To determine whether eosinophil-mediated reduction in virus infectivity affected viral virulence in vivo, BMdEos were exposed to 20,000 TCID50/mL of PR8 at MOI of 0.01 and incubated for 1 h at 37 °C with 5% CO2. Cells were pelleted at 3500× g for 10 min and mice were infected with 50 µL of the supernatant by intranasal route. Virus that was pre-incubated in growth media without cells were used to infect control mice. Mice were euthanized 1- and 3-days post infection and lungs were harvested and stored at −80 °C until use. Lungs were homogenized in PBS containing protease inhibitor cocktail (Roche, Basel, Switzerland). Viral load was determined as previously described [23].

2.7. Adoptive Transfer of Eosinophils and Determination of the Airway Epithelial Cell Height

Eosinophils were harvested from the lungs of allergic mice and transferred into pH1N1-infected mice as previously described [23] to determine whether eosinophils impact the integrity of airway epithelial cells. Eosinophil deficient mice (ΔdblGATA) and wild-type control (BALB/cJ) mice were subjected to the acute asthma and influenza co-morbidity model as previously described. Lungs were harvested, formalin-fixed, and hematoxylin and eosin (H&E) and periodic acid Schiff’s (PAS) stains were performed on 4 µm-thick sections of lungs. Five large airways were photographed at 200× and 400× using a Nikon Eclipse upright light microscope (Melville, NY, USA) on each lung specimen and the height of 10 bronchial epithelial cells on each airway were measured by NIS Elements Software (Nikon, Tokyo, Japan). The mean height of epithelial cells was calculated with standard deviation for each group.

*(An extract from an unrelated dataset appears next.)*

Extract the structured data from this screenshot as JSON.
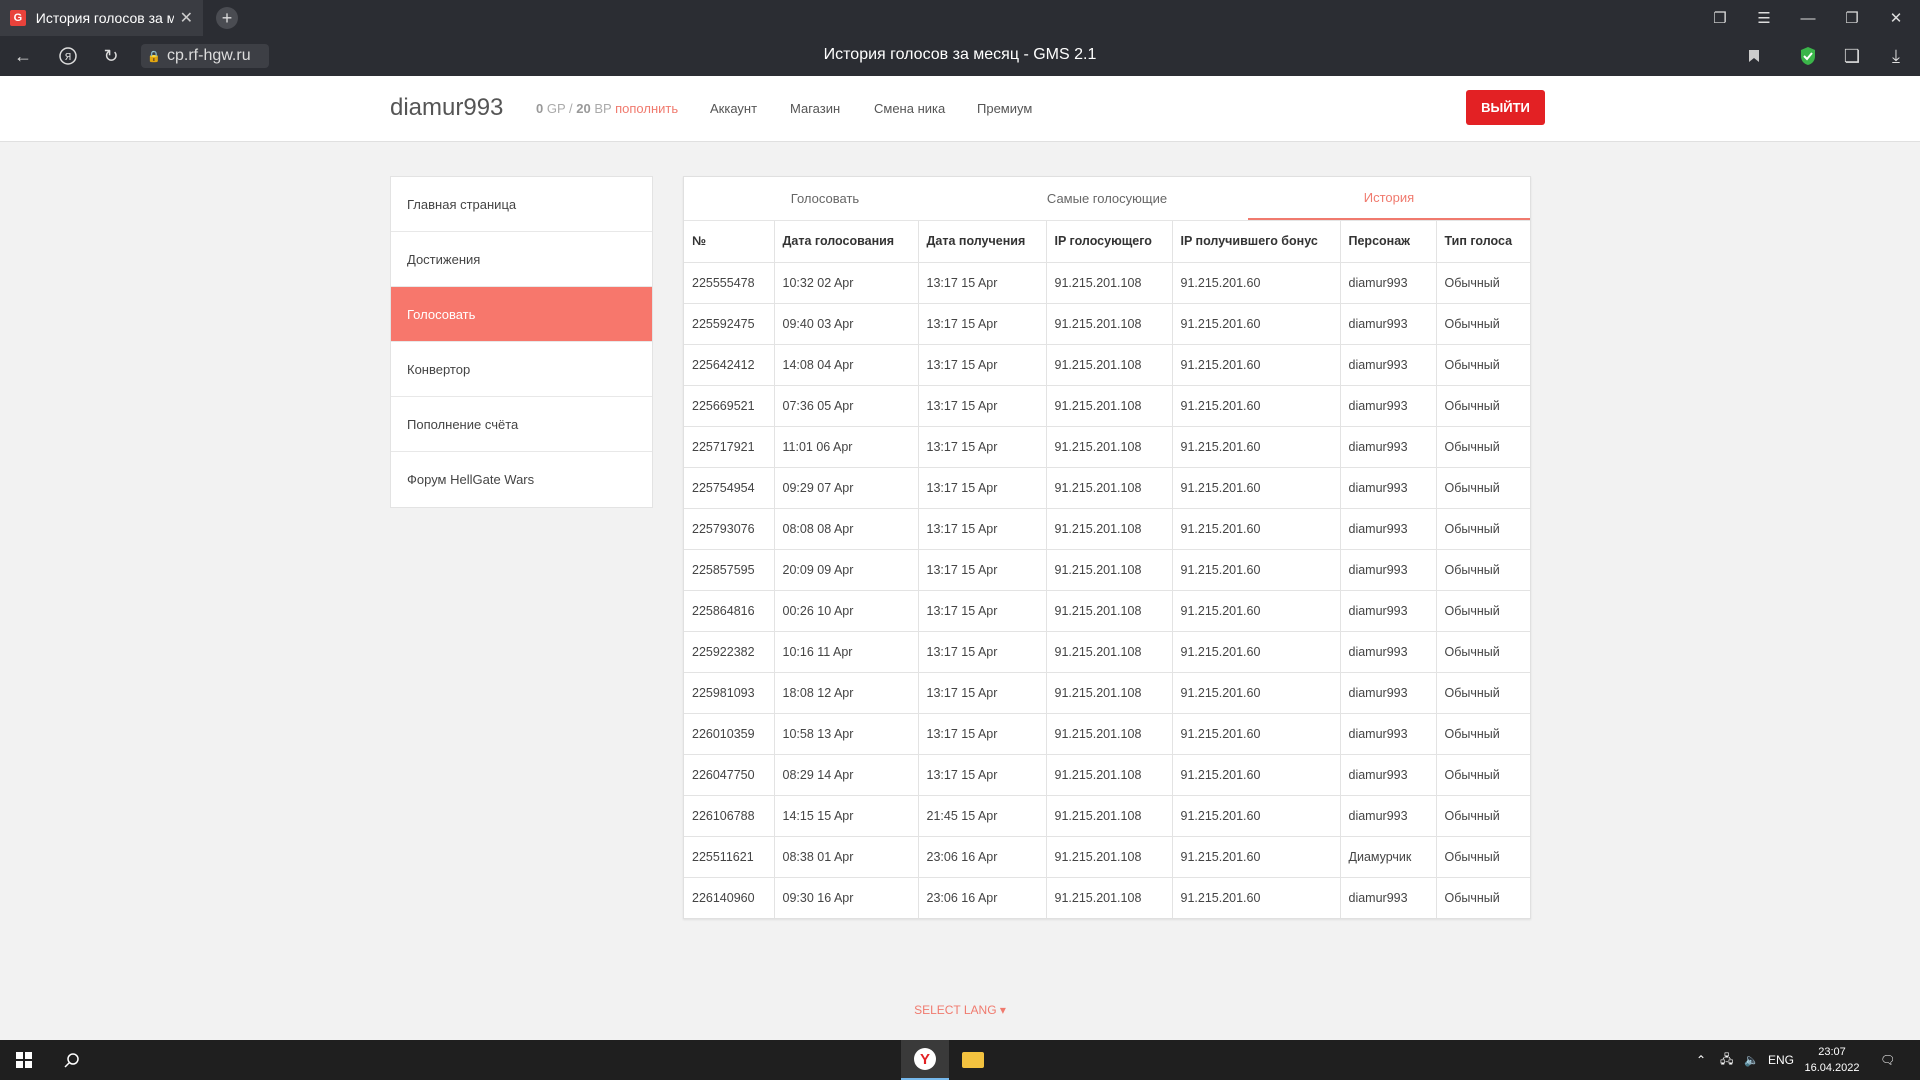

2.8. Determination of the Impact of Virus Infection on Cell Activation

We used A549 cells, a transformed human cell line, in these studies as a proxy for lung alveolar epithelial cells. We maintain large stocks of A549 cells at low passage and verify that they are free from mycoplasma contamination routinely. A549 cells were seeded in 24-well plates and incubated for 24 h at 37 °C with 5% CO2. Confluent monolayers of A549 cells were infected with 0.5 MOI of pH1N1 and cells were incubated at 37 °C with 5% CO2 in the presence of 1 µg/mL of TPCK-trypsin. Mock-infected cells received infection media instead of virus. Mature BMdEos suspended in growth media supplemented with 10 ng/mL of IL-5 and 5 ng/mL of rmGM-CSF were added at 1:1 ratio to A549 cells directly or indirectly by using Transwell® permeable supports (0.4 µM permeable membrane) (Castor, Kennebunk, ME, USA). Plates were incubated for 3 days at 37 °C and 5% CO2 and cells were individually stained for flow cytometry. A549 cells were stained with anti-human HLA-A2 (PE-Cy7; Biolegend), CD40 (BV421; Biolegend), CD69 (A700; Biolegend), and influenza A PB1 (PE). Eosinophils were stained with anti-mouse MHC-I (PE-Cy7; Biolegend), CD80 (BV605; Biolegend), Siglec-F (PE-CF594, BD Biosciences), CD69 (APC-Cy7; Biolegend), and influenza A PB-1 (PE). Staining and acquisition were performed individually on each cell type with a BD LSR Fortessa and analyzed using FlowJo v10.5.2 (Treestar) software.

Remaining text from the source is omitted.